A glass of fine wine every now and then is certainly good for the soul, but what about the environment? Working daily with the land, winemakers are starkly aware of our changing climate and the harmful effects of some practices in the vineyard or the cellar. 

“If we don’t change the way we manage the vineyard today, it will be too late, and our wine will change forever”, Pierre-Olivier Clouet, technical director at Château Cheval Blanc.

Living soils

As of today, fine wine’s greatest focus for reducing environmental impact has been in the vineyard. Organic and biodynamic practices may be deemed “trendy”, but they have proved genuinely beneficial, banning the use of chemical products which otherwise destroy most living organisms in the soil.

Biodiversity is today’s ultimate goal for most fine wine estates – as an independent ecosystem of animals, plants and microorganisms coexisting with vines is the only way to ensure a sustainable soil. Without it, soils die and replantation programs costing years of non-production are required in the future.

Château Cheval Blanc has embarked upon an agroecology project to promote biodiversity, planting over 3,000 trees throughout the estate, of which two thirds are mixed amongst the vines. Many other estates have embarked upon similar “low intervention” strategies to promote healthy vineyards, such as the plantation of cover crops – grasses and flowers between vine rows – or the ban of any non-biodegradable matter in the vineyards.

Energy-efficient cellars

While most high-quality estates are operating at the top of the sustainability game in their vineyards, many lag behind when it comes to clean energy use to transform grapes into wine.

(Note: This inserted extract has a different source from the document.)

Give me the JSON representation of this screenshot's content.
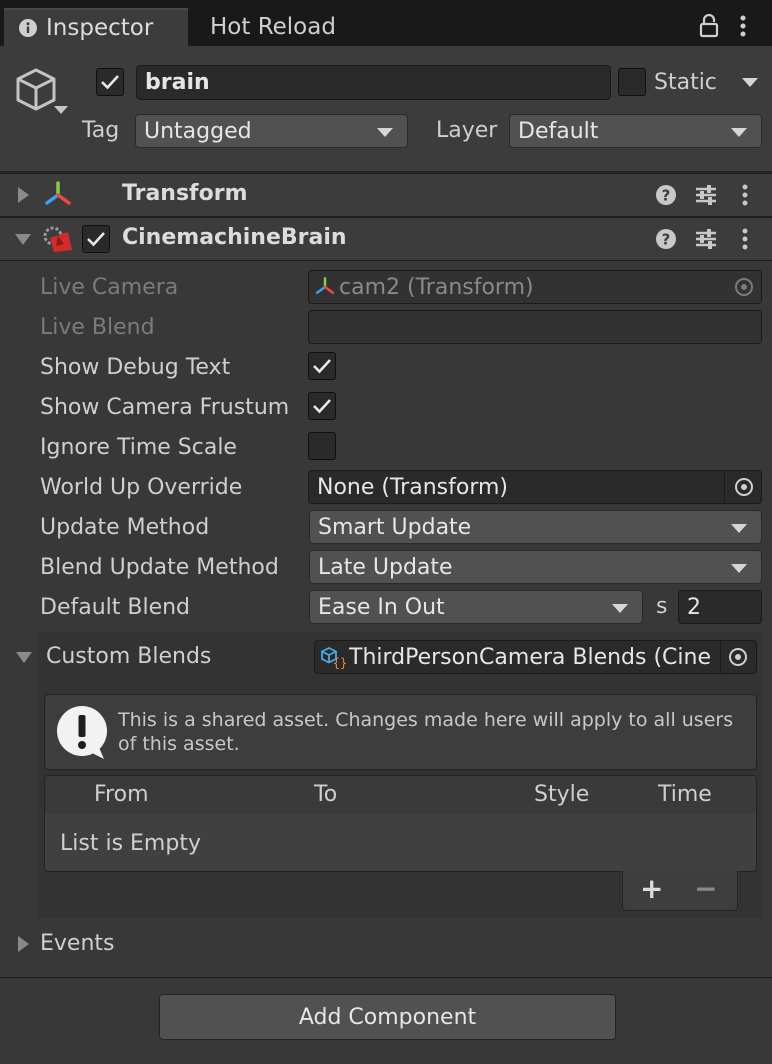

The more precise the winemaking, the more temperature control, multiple containers, ageing barrels, etc are required.

One way to mitigate this expense of energy is to source it from renewable sources – which some wineries in Australia and Spain have already implemented via solar panels. Another is simply to build downwards, reducing the need for electric refrigeration by creating cellars underground with natural cool temperatures and humidity all year round. Using gravity in the winemaking also helps in getting rid of harmful pumps.

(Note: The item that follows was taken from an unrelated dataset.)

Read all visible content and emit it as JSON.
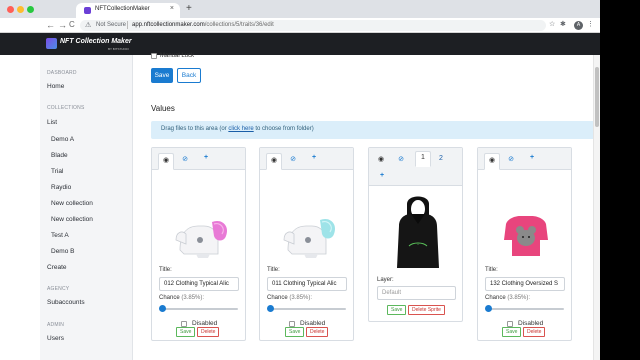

Carbon-Zero transportation

While fermenting and ageing wine sustainably is a challenge, its complexity is nothing compared to transporting wine bottles without a large carbon footprint. In the absence of electric trucks (let alone temperature-controlled ones), the best hope for wine transportation today is in minimising journeys – ensuring that temperature-controlled vehicles moving wines are full, and organising pick-up groups and deliveries efficiently. 

A major issue lies in the weight of glass bottles, estimated to generate around 200g of CO2 each (the equivalent of a 2km car ride), and accounting for nearly a third of the wine industry’s carbon emissions. Demand from wineries for lighter bottles is therefore growing, yet glass remains by far the best material for long-term ageing vessels.

For now, our solemn conclusion must be that no glass of wine can be climate-guilt free. The knowledge that the best estates around the world are serious in their approach to recreating biodiversity in their vineyard; reducing their carbon footprint (to the extent this is possible) is a positive first step forward.